Tandis que l’on nous prépare à un troisième confinement, il s’agit de ne pas laisser la sinistrose ambiante borner nos capacités à nous projeter dans l’avenir. Une piste est de tenter de nourrir et de stimuler les besoins d’échanges et d’actions collectives, d’activer les imaginations et les désirs de se réapproprier sa vie, qui non seulement ne sont pas éteints mais semblent au contraire rendus plus vivaces suite aux confinements et aux contraintes imposés. La politisation (en particulier, tenter de répondre aux questions de quel type de société on ne veut pas et quel type de société on veut) peut se jouer partout, dans des groupes formés sur les lieux d’études et de travail, et dans les quartiers ou villages, car il y a un besoin manifeste de rencontres, d’échanges et d’actions contre l’autoritarisme et le capitalisme.

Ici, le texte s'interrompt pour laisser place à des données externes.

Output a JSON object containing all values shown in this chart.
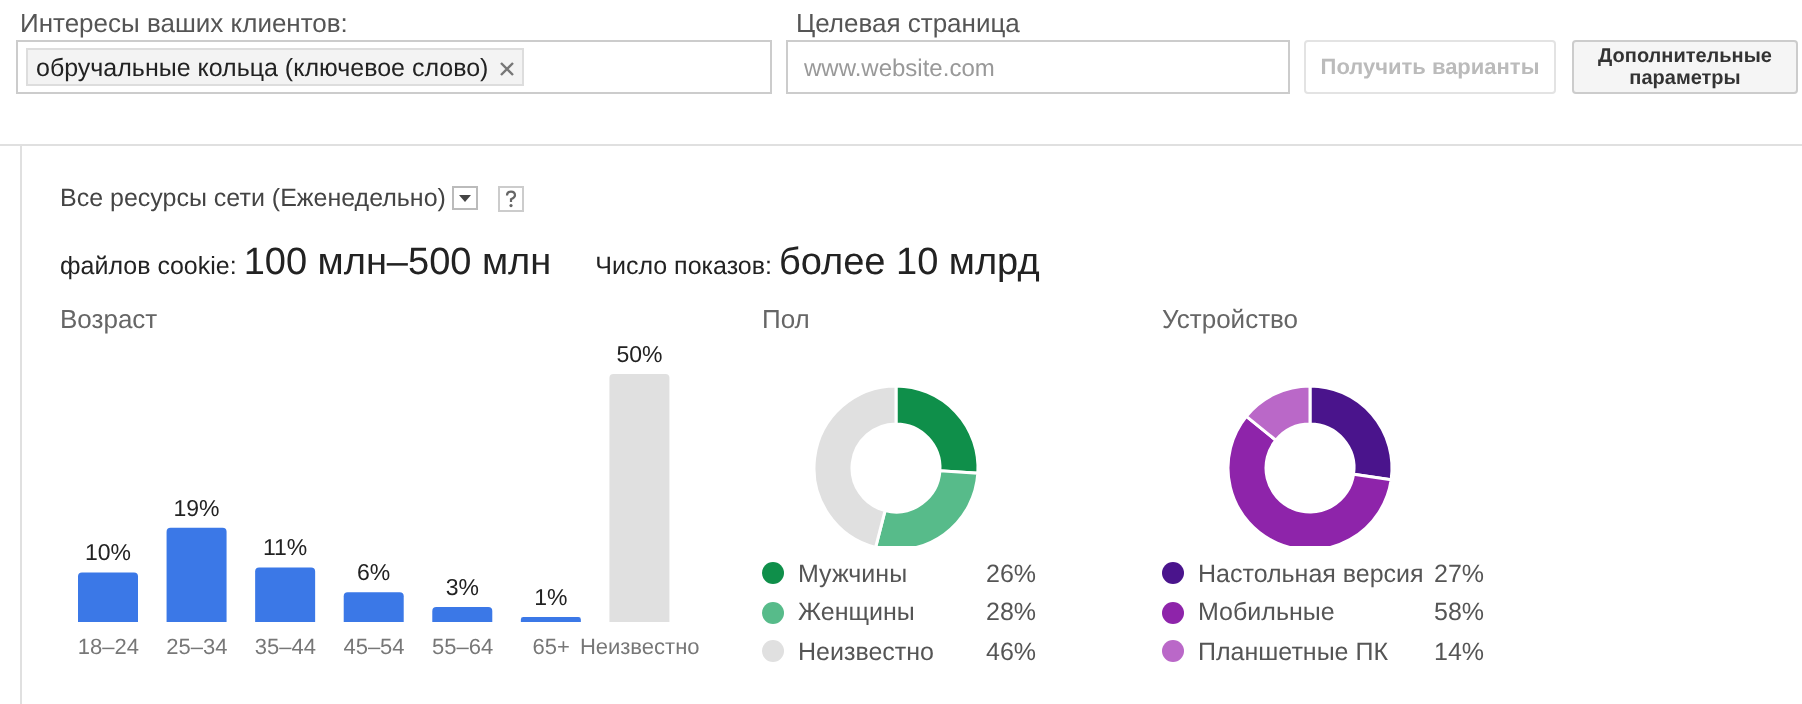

Il est important de retisser du lien entre les salarié.es et entre les habitant.es, de recréer du collectif pour dégager des perspectives de lutte, en insistant sur les repères fondamentaux que sont les questions de classe.

Ne laissons pas les rues et les places se covider

L’éparpillement des appels à mobilisation, sectoriels et pour une journée, par les centrales syndicales est plus que jamais à l’ordre du jour. Et l’éparpillement des forces aussi : petits commerçants et artisans de leur côté, professionnels et intermittent.es du spectacle du leur, défendant eux.elles aussi des intérêts particuliers sans mettre en avant une lutte de classes dans leur milieu…  ! Il faudra aller au-delà de quelques journées de grèves ou d’actions pour mettre en échec la politique du patronat et du gouvernement et plus largement pour en finir avec la mainmise des capitalistes sur la société. Certes, faire grève est et restera très difficile dans le contexte actuel, mais les manifestations reprennent et reprendront, la rue restant une solution.

Ce que nous pouvons espérer, c’est que dans la continuité des combats récents, de nombreuses personnes, dont des jeunes, ont acquis une expérience dans la lutte au-delà des seul.e.s militant.e.s : celles et ceux qui se mobilisent apprennent sur le terrain, par eux.elles-mêmes, à faire de la politique avec leurs propres armes sans rien attendre des appareils et des jeux parlementaires, des magouilles électorales politiciennes. Ces expériences de lutte sont comme des braises encore chaudes capables d’alimenter un nouveau feu.